We all know people who write down lists of contacts details, weight or passwords, but each of them have a better digital alternative, therefore we do not consider writing things down. Printing your private keys as a backup may be the exception.
Example files
type | R | C | S | A | V | example solution |
---|---|---|---|---|---|---|
finished education backup | 0 | 1 | 1 | 0 | 1 | 2 usb sticks, one at home, one at parents house |
finished course current edu. | 0 | 1 | 1 | 2 | 2 | git repo. which is backed up to docker hub |
current project / course | 1 | 2 | 1 | 3 | 3 | git repo. stored in Dropbox folder |
long spanning documents; resume, lists | 1 | 2 | 1 | 2 | 2 | Google Docs and montly backup to usb hdd |
(watched) movies | 0 | 0 | 3 | 1 | 0 | NAS which enables video streaming |
private keys | 0 | 3 | 0 | 2 | 3 | local with full disk encryption and on usb in vault |
wordpress | 1 | 0 | 1 | 2 | 2 | on server and daily backup to git repo. |
wordpress db | 1 | 1 | 1 | 2 | 2 | dump.sql backed up using systemd timer to git |
Email is usually very important, but what if your free email service blocks your account?
We can prevent the damage by forwarding all email to another provider (e.g. using gmail and hotmail as a backup). Note that this gives you twice the chance of getting hacked.
Photos
The unlimited photo backup of Google is very handy, but again, what if your account gets suspended?
To minimize the damage, create an album of your valuable photos/videos and download/backup this album once a month/quarter.
You could make albums (of backup worthy pictures) by year for recent years; ‘before2015’, ‘2015’, ‘2016’, ‘2017’, ‘2018’ and life phases for older pictures; ‘kid’, ‘highschool’, ‘college’, ‘uni’, ‘earlyparenthood’. Which eases the backup procedure.
Stateful docker
If you keep state in your docker container, you are doing it wrong, please mount volumes. But if you are already there:
docker commit <container ID> <new image name>
docker save > image-name.tar
Example setup
On my own machine (PC) my files are stored on the hdd.
|sep. backup |
|____________|
__.
/|
_________________________________/
|pc hdd /|
| _____________________________/ |
| |cloud sync | |
| | _________________________ | |
| | |git repo. 01 | | |
| | | _____________________ | | |
| | | |files | | | |
| | | | ├── README.md | | | |
| | | | ├── project_dir | | | |
| | | | │ ├── file1.txt | | | |
| | | | │ └── filen.txt | | | |
| | | | ├── another_dir | | | |
| | | | │ └── config.yaml | | | |
| | | | └── directory | | | |
| | | |_____________________| | | |
| | |_________________________| | |
| | | |
| | _________________________ | |
| | |git repo. 02 | | |
| | | _____________________ | | |
| | | |files | | | |
| | | |_____________________| | | |
| | |_________________________| | |
| |_____________________________| |
|_________________________________|
I have a cloud sync running (e.g. dropbox or drive) and see this as my root directory for all my files, so all my files are synced as a backup to the cloud.

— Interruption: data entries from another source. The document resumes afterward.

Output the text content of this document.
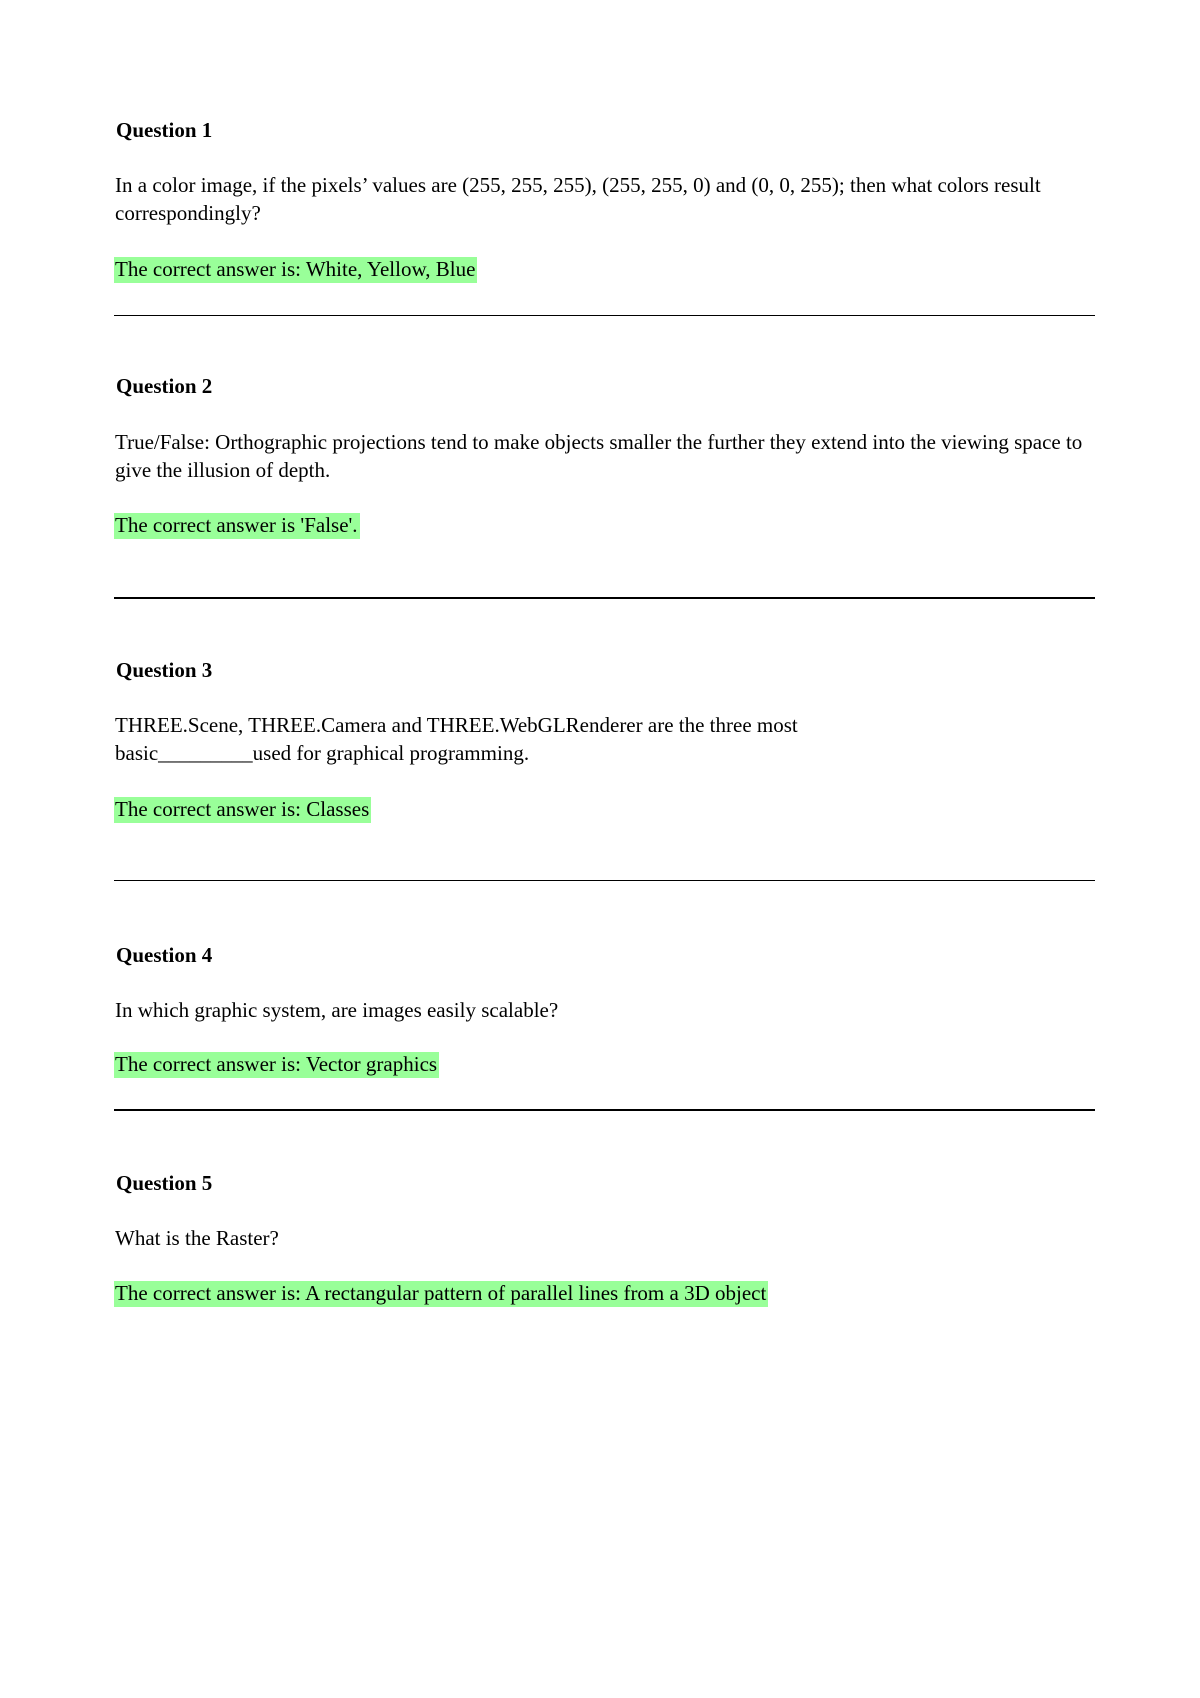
Question 1
In a color image, if the pixels’ values are (255, 255, 255), (255, 255, 0) and (0, 0, 255); then what colors result correspondingly?
The correct answer is: White, Yellow, Blue
Question 2
True/False: Orthographic projections tend to make objects smaller the further they extend into the viewing space to give the illusion of depth.
The correct answer is 'False'.
Question 3
THREE.Scene, THREE.Camera and THREE.WebGLRenderer are the three most
basic_________used for graphical programming.
The correct answer is: Classes
Question 4
In which graphic system, are images easily scalable?
The correct answer is: Vector graphics
Question 5
What is the Raster?
The correct answer is: A rectangular pattern of parallel lines from a 3D object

Since I use a free cloud provider, there is less incentive for them to keep my account up and thus I have a separate backup. This second backup is made once a week/month to another free service, which gets an encrypted archive (.zip or .tgz) of my files. This is my disaster recovery backup.
Active projects are more important and are also inside a git repository. These git repositories have a backup on the git service in use.
To avoid keeping old git repositories on my machine, we create a backup of them on docker hub.